Picketing is a tool commonly used by labor unions to publicize the existence of a labor dispute with a particular employer. The Labor Management Relations Act, which imposes certain restrictions on union activity and prohibits unfair labor practices by both employers and unions, recognizes different types of picketing and places restrictions on certain types of picketing. One type of picketing that garners particular scrutiny is common situs picketing, which occurs where an employer’s work site that is targeted for union picketing is also the work site of another employer. Because common situs picketing will unavoidably effect employees and employers who are not involved in the labor dispute at issue, common situs pickets have been subject to special rules.

 

 

In the context of common situs picketing, an employer involved in a labor dispute is referred to as the primary employer; any other employers represented at the site by their employees or otherwise are known as secondary employers. The rules that apply to common situs picketing depend upon whether the site is owned or operated by the primary employer or is owned by a secondary employer and thus is considered a neutral site.

 

 

The picketing of a secondary employer may only be conducted when the subject of the dispute is actually present at the secondary employer’s site.
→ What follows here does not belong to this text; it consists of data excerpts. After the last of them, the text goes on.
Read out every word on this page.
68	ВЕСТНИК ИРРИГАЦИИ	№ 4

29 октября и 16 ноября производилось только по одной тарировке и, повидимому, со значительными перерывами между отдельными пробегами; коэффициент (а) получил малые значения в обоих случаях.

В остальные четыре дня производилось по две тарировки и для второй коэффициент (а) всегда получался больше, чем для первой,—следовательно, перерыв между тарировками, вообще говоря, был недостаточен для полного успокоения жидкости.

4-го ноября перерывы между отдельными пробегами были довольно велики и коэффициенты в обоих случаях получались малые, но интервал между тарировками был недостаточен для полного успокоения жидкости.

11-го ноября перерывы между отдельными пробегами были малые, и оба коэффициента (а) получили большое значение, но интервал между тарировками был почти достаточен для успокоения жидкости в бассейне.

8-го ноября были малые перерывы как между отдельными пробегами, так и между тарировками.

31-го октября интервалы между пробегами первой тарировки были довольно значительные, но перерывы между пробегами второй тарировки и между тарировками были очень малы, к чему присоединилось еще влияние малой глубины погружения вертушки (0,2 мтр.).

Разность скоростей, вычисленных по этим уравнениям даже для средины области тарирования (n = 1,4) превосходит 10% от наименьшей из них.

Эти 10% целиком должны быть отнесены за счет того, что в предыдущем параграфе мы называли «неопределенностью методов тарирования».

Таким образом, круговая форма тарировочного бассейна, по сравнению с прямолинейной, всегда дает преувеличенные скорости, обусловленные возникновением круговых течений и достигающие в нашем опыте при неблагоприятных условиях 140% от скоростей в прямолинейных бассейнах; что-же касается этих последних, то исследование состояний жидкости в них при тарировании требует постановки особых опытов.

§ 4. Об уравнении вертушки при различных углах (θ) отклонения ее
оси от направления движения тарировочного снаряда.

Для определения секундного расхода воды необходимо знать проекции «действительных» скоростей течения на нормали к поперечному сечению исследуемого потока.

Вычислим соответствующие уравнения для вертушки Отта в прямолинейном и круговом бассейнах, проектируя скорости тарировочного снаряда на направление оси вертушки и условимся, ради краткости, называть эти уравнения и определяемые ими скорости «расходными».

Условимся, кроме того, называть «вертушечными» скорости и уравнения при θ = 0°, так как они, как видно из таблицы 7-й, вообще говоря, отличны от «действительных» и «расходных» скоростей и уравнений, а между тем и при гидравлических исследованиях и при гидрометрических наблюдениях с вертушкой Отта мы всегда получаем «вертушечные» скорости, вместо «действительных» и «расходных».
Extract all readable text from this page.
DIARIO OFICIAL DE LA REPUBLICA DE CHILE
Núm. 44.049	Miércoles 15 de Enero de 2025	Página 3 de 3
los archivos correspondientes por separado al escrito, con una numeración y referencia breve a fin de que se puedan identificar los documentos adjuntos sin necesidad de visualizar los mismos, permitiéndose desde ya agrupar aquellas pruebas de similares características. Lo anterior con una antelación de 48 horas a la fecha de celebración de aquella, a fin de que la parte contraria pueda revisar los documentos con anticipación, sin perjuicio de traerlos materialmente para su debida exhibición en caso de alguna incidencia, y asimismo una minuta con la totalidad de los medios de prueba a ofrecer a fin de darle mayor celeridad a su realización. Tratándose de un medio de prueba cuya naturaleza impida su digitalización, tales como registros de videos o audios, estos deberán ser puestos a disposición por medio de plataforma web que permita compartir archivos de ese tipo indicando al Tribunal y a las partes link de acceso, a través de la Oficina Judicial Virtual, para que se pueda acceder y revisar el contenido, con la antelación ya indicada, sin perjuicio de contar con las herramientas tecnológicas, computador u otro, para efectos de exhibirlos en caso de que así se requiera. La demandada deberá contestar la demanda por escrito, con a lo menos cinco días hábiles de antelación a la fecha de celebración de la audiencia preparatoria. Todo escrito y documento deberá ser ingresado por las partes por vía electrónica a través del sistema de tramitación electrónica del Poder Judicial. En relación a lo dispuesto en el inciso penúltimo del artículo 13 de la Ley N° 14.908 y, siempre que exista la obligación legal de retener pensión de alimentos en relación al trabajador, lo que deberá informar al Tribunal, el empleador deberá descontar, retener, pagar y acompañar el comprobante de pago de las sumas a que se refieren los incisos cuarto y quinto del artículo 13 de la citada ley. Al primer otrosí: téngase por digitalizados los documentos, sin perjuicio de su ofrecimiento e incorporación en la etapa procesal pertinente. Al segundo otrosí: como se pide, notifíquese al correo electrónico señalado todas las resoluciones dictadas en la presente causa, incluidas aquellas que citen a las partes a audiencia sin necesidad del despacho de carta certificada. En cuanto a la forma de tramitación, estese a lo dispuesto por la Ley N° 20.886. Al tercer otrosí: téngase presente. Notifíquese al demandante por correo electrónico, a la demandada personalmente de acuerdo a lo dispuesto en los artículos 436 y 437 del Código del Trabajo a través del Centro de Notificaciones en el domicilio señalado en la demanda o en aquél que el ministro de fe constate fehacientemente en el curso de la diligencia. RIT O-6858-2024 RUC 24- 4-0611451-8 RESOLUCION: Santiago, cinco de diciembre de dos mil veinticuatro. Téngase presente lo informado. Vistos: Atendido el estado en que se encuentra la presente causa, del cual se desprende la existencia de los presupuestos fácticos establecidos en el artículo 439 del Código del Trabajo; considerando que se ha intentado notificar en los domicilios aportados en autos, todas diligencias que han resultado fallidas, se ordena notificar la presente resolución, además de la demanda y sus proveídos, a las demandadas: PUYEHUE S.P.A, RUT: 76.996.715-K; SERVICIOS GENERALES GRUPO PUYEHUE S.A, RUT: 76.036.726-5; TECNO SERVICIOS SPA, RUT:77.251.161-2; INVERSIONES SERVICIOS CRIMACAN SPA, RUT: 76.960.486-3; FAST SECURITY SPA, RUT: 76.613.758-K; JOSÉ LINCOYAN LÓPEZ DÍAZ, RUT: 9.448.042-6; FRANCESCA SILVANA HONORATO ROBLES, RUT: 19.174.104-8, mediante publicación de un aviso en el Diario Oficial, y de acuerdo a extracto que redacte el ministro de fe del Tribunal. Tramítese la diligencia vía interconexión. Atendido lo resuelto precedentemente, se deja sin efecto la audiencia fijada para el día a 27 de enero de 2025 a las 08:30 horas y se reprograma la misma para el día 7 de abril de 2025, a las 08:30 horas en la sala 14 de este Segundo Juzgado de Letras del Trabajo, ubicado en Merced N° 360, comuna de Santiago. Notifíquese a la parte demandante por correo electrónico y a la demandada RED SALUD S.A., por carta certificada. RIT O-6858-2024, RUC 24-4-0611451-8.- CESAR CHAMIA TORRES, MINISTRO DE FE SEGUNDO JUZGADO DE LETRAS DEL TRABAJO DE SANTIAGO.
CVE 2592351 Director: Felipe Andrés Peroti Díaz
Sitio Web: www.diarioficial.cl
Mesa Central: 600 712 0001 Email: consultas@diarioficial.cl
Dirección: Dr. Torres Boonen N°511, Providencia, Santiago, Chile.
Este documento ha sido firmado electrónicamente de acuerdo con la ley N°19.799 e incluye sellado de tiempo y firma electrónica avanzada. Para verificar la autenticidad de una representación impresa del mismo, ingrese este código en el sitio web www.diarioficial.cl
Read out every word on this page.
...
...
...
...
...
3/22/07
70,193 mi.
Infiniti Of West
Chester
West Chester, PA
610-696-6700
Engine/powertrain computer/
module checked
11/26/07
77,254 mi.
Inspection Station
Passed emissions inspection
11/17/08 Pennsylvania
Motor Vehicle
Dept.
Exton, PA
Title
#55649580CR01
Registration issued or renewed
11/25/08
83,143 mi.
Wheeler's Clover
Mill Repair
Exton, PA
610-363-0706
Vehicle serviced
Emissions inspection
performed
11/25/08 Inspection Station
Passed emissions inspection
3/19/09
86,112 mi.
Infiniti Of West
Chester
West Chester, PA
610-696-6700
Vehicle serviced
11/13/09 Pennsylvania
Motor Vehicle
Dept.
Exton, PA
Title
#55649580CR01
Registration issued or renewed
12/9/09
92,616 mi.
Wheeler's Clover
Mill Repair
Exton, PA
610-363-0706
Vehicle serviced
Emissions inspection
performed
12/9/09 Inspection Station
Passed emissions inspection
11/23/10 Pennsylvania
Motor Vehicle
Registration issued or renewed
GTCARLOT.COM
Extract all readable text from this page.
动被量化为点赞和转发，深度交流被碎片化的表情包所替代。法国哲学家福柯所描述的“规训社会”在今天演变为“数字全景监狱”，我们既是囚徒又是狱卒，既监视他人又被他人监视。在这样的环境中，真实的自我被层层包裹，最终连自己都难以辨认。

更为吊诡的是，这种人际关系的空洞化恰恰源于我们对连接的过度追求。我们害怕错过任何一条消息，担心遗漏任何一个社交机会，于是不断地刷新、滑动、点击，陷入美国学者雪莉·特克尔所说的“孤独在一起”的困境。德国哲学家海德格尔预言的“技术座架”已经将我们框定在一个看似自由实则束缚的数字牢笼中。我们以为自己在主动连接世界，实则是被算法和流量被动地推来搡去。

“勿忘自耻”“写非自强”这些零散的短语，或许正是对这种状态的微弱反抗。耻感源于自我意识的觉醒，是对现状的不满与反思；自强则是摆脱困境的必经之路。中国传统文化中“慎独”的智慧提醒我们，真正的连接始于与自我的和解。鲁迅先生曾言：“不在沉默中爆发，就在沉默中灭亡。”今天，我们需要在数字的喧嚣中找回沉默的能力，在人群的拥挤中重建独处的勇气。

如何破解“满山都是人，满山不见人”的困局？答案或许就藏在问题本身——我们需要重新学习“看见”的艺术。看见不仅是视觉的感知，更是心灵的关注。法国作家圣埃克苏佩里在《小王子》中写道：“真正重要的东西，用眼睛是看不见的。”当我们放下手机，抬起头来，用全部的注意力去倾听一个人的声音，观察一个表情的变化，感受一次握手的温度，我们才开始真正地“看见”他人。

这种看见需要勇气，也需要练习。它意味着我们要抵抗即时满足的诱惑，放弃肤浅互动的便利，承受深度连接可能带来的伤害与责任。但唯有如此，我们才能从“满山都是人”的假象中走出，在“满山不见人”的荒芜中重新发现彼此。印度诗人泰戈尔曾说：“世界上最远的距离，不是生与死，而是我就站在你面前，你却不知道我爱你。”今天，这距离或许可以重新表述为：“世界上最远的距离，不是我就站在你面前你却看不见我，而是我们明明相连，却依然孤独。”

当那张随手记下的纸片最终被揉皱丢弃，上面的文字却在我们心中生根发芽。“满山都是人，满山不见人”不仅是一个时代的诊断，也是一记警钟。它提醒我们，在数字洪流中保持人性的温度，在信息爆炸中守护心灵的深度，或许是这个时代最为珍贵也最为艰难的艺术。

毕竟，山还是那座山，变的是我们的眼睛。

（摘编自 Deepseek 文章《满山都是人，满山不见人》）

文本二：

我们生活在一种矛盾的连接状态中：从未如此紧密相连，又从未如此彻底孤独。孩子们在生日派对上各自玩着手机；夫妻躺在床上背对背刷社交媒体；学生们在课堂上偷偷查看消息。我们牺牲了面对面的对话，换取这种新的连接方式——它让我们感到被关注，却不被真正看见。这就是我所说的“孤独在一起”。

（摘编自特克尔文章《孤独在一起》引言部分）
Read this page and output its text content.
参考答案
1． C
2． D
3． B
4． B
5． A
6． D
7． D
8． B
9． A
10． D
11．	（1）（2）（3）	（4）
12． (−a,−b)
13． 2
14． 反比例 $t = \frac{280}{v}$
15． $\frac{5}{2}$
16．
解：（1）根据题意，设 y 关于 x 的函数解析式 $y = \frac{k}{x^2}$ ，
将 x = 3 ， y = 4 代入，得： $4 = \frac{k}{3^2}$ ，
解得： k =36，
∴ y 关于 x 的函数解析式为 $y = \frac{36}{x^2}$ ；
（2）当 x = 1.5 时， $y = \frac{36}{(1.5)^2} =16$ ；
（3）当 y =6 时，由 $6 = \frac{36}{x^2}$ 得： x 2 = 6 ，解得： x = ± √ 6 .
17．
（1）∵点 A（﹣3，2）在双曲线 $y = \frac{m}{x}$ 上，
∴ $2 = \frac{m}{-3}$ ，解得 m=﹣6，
An example of this restriction can be seen in the case of a trucker’s union strike. If the primary employer’s trucks are making deliveries to a customer company, which is considered a secondary employer, the trucker’s union may only strike when the trucking company’s trucks are actually at the secondary employer’s site. Once the trucks leave the site, the picketing must cease. In addition, the primary employer must be engaged in its normal business at the secondary employer’s site; thus, if the trucking company’s trucks were driven to a repair shop for maintenance, the trucking union could not picket at the repair shop.

 

 

Picketing at a neutral site must be limited to areas that are reasonably close to the subject of the dispute; in the trucking company example, that would be the loading dock at which the trucks were making deliveries. If the secondary employer does not allow the union members to enter the property, the picketers are required to conduct the picket as near the gate where the trucking company’s trucks entered as practicable. The trucking union would not be allowed to picket another gate, for example, where the employees of the neutral site entered the property.

 

 

Finally, picketing at a neutral site is required to clearly express the fact that the dispute is with the primary employer and must avoid even the suggestion that the dispute is with the secondary employer.

 

 

Construction sites are a type of common situs that has received special attention under picketing rules because they are typically populated with employees of several employers at one time. Regardless of the close interrelationships between the various crafts being performed at a construction site, the rule is that all construction employers are deemed neutral with regard to the labor disputes of the other employers. Accordingly, in order to conduct a picket at a construction site, a union must observe all the regular rules regarding neutral sites. In addition, a general contractor may establish separate points of entry onto the site for each separate employer on the site in order to insulate the other employers’ workers from a picket directed at one of the employers represented at the site.